Dakotah Mingee, the 19-year-old Manchester volunteer firefighter who was accused of setting fire to at least one house has waived his right to a preliminary hearing. The Informer first broke the story locally last year.
In felony cases like Mingee’s, a defendant is entitled to a preliminary hearing unless waived in writing. If the defendant waives the preliminary hearing, the judge or magistrate shall forthwith order the defendant bound over to the court of common pleas.
During a preliminary hearing, the prosecuting attorney may state orally the case for the state, and shall then proceed to examine witnesses and introduce exhibits for the state. The defendant and the judge or magistrate have full right of cross-examination, and the defendant has the right of inspection of exhibits prior to their introduction.
According to law experts, a defense attorney would recommend waiving the preliminary hearing only if the evidence against the defendant was substantial or overwhelming, and waiving the hearing would benefit the defendant in a significant way. For example, if the case is a high-profile matter involving a great deal of publicity, an attorney might recommend waiving preliminary hearing in order to limit the release of information and evidence to the public.
In September, Mingee was charged with aggravated arson.
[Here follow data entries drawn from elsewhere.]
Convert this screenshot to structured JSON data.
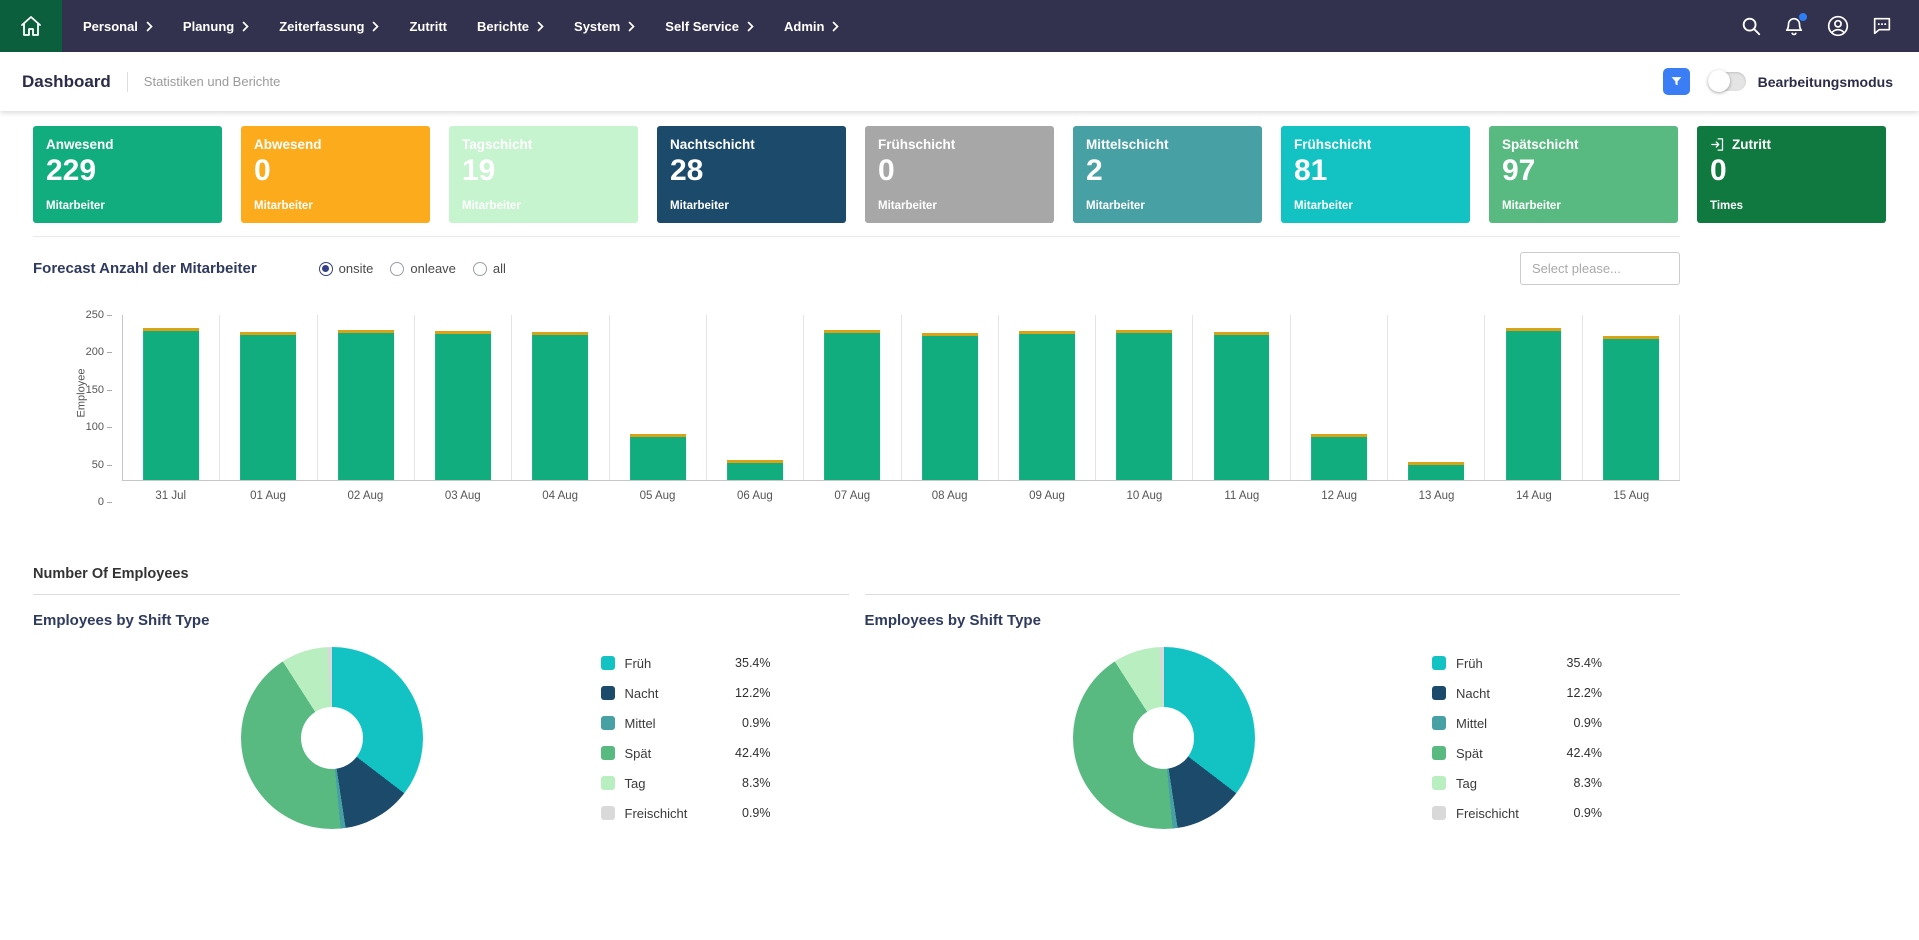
{
  "navbar": {
    "items": [
      {
        "label": "Personal",
        "chevron": true
      },
      {
        "label": "Planung",
        "chevron": true
      },
      {
        "label": "Zeiterfassung",
        "chevron": true
      },
      {
        "label": "Zutritt",
        "chevron": false
      },
      {
        "label": "Berichte",
        "chevron": true
      },
      {
        "label": "System",
        "chevron": true
      },
      {
        "label": "Self Service",
        "chevron": true
      },
      {
        "label": "Admin",
        "chevron": true
      }
    ],
    "icons": [
      "search-icon",
      "notifications-icon",
      "account-icon",
      "chat-icon"
    ],
    "notification_badge_color": "#2e7cf6",
    "background_color": "#32324e",
    "home_button_color": "#0c5f3d"
  },
  "subheader": {
    "title": "Dashboard",
    "breadcrumb": "Statistiken und Berichte",
    "edit_mode_label": "Bearbeitungsmodus",
    "edit_mode_on": false,
    "filter_button_color": "#3b7df5"
  },
  "kpi_cards": [
    {
      "label": "Anwesend",
      "value": "229",
      "unit": "Mitarbeiter",
      "bg": "#12ad7e"
    },
    {
      "label": "Abwesend",
      "value": "0",
      "unit": "Mitarbeiter",
      "bg": "#fbab1c"
    },
    {
      "label": "Tagschicht",
      "value": "19",
      "unit": "Mitarbeiter",
      "bg": "#c6f4cf"
    },
    {
      "label": "Nachtschicht",
      "value": "28",
      "unit": "Mitarbeiter",
      "bg": "#1b4a6b"
    },
    {
      "label": "Frühschicht",
      "value": "0",
      "unit": "Mitarbeiter",
      "bg": "#a7a7a7"
    },
    {
      "label": "Mittelschicht",
      "value": "2",
      "unit": "Mitarbeiter",
      "bg": "#47a0a4"
    },
    {
      "label": "Frühschicht",
      "value": "81",
      "unit": "Mitarbeiter",
      "bg": "#13c3c4"
    },
    {
      "label": "Spätschicht",
      "value": "97",
      "unit": "Mitarbeiter",
      "bg": "#58ba81"
    },
    {
      "label": "Zutritt",
      "value": "0",
      "unit": "Times",
      "bg": "#10793f",
      "icon": "zutritt-icon"
    }
  ],
  "forecast": {
    "title": "Forecast Anzahl der Mitarbeiter",
    "options": [
      {
        "label": "onsite",
        "selected": true
      },
      {
        "label": "onleave",
        "selected": false
      },
      {
        "label": "all",
        "selected": false
      }
    ],
    "select_placeholder": "Select please..."
  },
  "employees_heading": "Number Of Employees",
  "chart_data": [
    {
      "type": "bar",
      "title": "Forecast Anzahl der Mitarbeiter",
      "categories": [
        "31 Jul",
        "01 Aug",
        "02 Aug",
        "03 Aug",
        "04 Aug",
        "05 Aug",
        "06 Aug",
        "07 Aug",
        "08 Aug",
        "09 Aug",
        "10 Aug",
        "11 Aug",
        "12 Aug",
        "13 Aug",
        "14 Aug",
        "15 Aug"
      ],
      "values": [
        230,
        225,
        228,
        226,
        224,
        70,
        30,
        228,
        222,
        226,
        228,
        224,
        70,
        28,
        230,
        218
      ],
      "xlabel": "",
      "ylabel": "Employee",
      "ylim": [
        0,
        250
      ],
      "yticks": [
        0,
        50,
        100,
        150,
        200,
        250
      ],
      "bar_color": "#12ad7e",
      "bar_cap_color": "#dba215",
      "grid": "vertical",
      "legend_position": "none"
    },
    {
      "type": "pie",
      "donut": true,
      "title": "Employees by Shift Type",
      "labels": [
        "Früh",
        "Nacht",
        "Mittel",
        "Spät",
        "Tag",
        "Freischicht"
      ],
      "values": [
        35.4,
        12.2,
        0.9,
        42.4,
        8.3,
        0.9
      ],
      "colors": [
        "#13c3c4",
        "#1b4a6b",
        "#47a0a4",
        "#58ba81",
        "#b9eec0",
        "#d9d9d9"
      ],
      "legend_position": "right"
    },
    {
      "type": "pie",
      "donut": true,
      "title": "Employees by Shift Type",
      "labels": [
        "Früh",
        "Nacht",
        "Mittel",
        "Spät",
        "Tag",
        "Freischicht"
      ],
      "values": [
        35.4,
        12.2,
        0.9,
        42.4,
        8.3,
        0.9
      ],
      "colors": [
        "#13c3c4",
        "#1b4a6b",
        "#47a0a4",
        "#58ba81",
        "#b9eec0",
        "#d9d9d9"
      ],
      "legend_position": "right"
    }
  ]
}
Mingee had been with the fire department since January of 2016 and was a 2018 graduate of Manchester High School. He was fired from the department shortly after the investigation surfaced.
Sources also reported that two other individuals are suspected to be apart of the alleged criminal acts. Sources say one of the individuals has a history of vandalism in Manchester
In early October, Mingee appeared in the County Court where his bond was set at $25,000.
According to the Ohio Revised Code, aggravated arson is a felony of the second degree and is punishable by 2 to 10 years in prison, with fines of up to $20,000.